My name is Amanda and I live in Virginia. I'm married with 3 furkids and 4 fish kids.

I have two cats. My first one, Sheba, was a stray that I found when she was about 6 weeks old. There's an interesting story behind her, but that'll have to wait for another time. My second cat, Snickers was given to me by a lady who lives in the apartments above the office where I work. She often let her cat out to roam. He'd always come to my office and meow at me through the window. One day I struck up a conversation with her about him and she offered to give him to me. She said she felt guilty keeping him in her small apartment because she really didn't have time for him.

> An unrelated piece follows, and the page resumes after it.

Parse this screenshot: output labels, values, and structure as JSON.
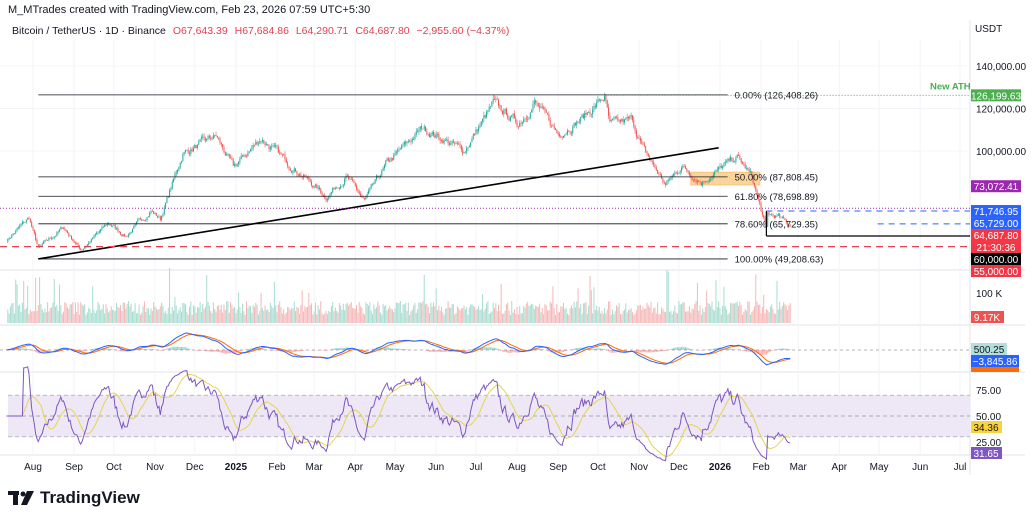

I also have a rottweiler named Bear. He adores Sheba and Snickers. He was raised with cats and he definitly has a respect for the "claws".

My fish kids are Oscars and Pictus Catfish. I have two of each. 

Thats about it for my zoo......for now!


----------



## Zalensia (Aug 25, 2003)

Hey and welcome to the forums!
I love oscars, and pictus catfish are amazing, i LOVE those long tentlcles i guess they are. Did you know they have little spines on those?


----------



## Guest (Mar 4, 2004)

Unfortunately I found out the hard way that they've got spiny whiskers. The first one I brought home got stuck in the net and it took me forever to get him out....so I just put the second one in there water and all. 

I never thought I'd be a fish person. My husband kept pestering me for an Oscar and once we got one I was hooked! We've got a 75 gal and a 55 gal. I'm hoping to reinforce the floor in my living room and trade those two in on a 150 gal.


----------



## CATTYBIRD (Jan 24, 2004)

Hi, welcome to the forum!


----------



## Aonir (Aug 18, 2003)

Welcome to Cat Forum!


----------



## Zalensia (Aug 25, 2003)

oooooooooooh cool!
i got a measly 10 gal with at the moment 2 swordtails (females) 3 swordtail babies, they take so long to grow!!! and a clown plecotamous.


----------



## kitkat (Sep 22, 2003)

Hi and welcome to the forum. I can just imagine a kitty coming to my window at work, thats just too cute to ignore! Anyways post some pictures when you can. :lol:


----------



## sentimentalgirl (Jan 29, 2004)

Hi and welcome to the forum!


----------



## PrincessClaire (Jan 16, 2004)

Hi there welcome to the forum the kitty in your avator is really cute


----------



## Guest (Mar 9, 2004)

Thanks for all the warm welcomes. I have become a cat forum "junkie". I can't make it through the day without checking the boards :lol:


----------



## Sam (Jul 8, 2003)

Hi & Welcome! The brown tabby in your avatar is very cute! :wink:


----------